- Run by former SoFi chief executive Mike Cagney, Figure has recently applied for a national bank charter
- Powerful lobby groups say the public has not been given enough information about Figure’s business plan
An influential group of trade bodies representing millions of US bankers has urged regulators to postpone consideration of Figure’s bank charter application.
In a letter dated 7 December to Louis Gittleman, director for district licensing at the Office of the Comptroller of the Currency, lobby groups including the American Bankers Association and Bank Policy Institute called for Figure’s application to be delayed to allow for a period of public consultation.
Figure is a blockchain-powered lender specialising in home equity lines and mortgage refinancing. The business was founded in 2018 by Mike Cagney, former co-founder of the student loans fintech firm SoFi.
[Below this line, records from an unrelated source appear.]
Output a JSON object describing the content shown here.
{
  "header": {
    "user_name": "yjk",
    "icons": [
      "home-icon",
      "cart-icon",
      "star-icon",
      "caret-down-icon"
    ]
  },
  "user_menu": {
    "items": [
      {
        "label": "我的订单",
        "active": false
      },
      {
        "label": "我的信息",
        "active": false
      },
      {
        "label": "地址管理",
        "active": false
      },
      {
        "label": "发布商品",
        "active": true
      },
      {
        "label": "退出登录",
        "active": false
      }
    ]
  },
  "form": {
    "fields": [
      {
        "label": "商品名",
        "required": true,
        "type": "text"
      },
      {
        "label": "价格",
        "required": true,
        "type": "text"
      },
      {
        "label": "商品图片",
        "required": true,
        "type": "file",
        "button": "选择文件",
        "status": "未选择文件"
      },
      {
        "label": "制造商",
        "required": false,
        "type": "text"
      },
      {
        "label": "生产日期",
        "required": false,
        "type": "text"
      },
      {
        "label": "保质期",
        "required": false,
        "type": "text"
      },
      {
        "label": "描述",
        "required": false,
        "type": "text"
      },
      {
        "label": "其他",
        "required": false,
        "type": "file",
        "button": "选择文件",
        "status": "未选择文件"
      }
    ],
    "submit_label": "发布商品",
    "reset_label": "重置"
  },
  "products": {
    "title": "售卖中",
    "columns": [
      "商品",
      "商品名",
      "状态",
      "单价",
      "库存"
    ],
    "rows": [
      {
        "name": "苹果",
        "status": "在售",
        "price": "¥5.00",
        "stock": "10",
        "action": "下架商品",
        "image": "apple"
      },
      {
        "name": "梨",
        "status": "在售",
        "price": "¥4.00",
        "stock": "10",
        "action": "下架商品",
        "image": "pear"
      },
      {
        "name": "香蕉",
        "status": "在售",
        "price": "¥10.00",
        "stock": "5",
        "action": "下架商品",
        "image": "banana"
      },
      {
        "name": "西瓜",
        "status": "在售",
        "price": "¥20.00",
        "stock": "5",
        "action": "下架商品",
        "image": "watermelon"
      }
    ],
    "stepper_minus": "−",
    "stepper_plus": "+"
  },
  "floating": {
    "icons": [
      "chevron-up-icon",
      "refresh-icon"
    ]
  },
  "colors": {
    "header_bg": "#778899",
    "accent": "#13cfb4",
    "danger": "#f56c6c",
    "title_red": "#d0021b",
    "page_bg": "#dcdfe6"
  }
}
Figure raised $103m at a $1.2bn valuation in late 2019.
On 6 November 2020, Figure announced that it had applied for a national bank charter from the OCC. Cagney said in a statement that the move was about reducing complexity and helping underserved consumers.
Bank lobbyists, however, argue in their letter that “the precedent-shattering approach of granting a national bank charter to an institution that accepts only uninsured deposits would violate the federal law”.
The authors also claim that awarding a bank charter to Figure would carve “a new pathway to evade” existing regulation.
Another point laboured in the letter is that the public sections of Figure’s charter application do not give interested parties enough detail to properly scrutinise the company and its business plan.
“The lack of information in the public portion of the application about the key aspects of applicant’s business model and proposed operations raises significant process concerns, and granting this charter would represent a fundamental departure from existing policy by the OCC,” the lobbyists state.
Figure was contacted for comment.
The other organisations which lent their support to the letter were Credit Union National Association, Independent Community Bankers of America, National Association of Federally-Insured Credit Unions, The Clearing House and The Consumer Bankers Association.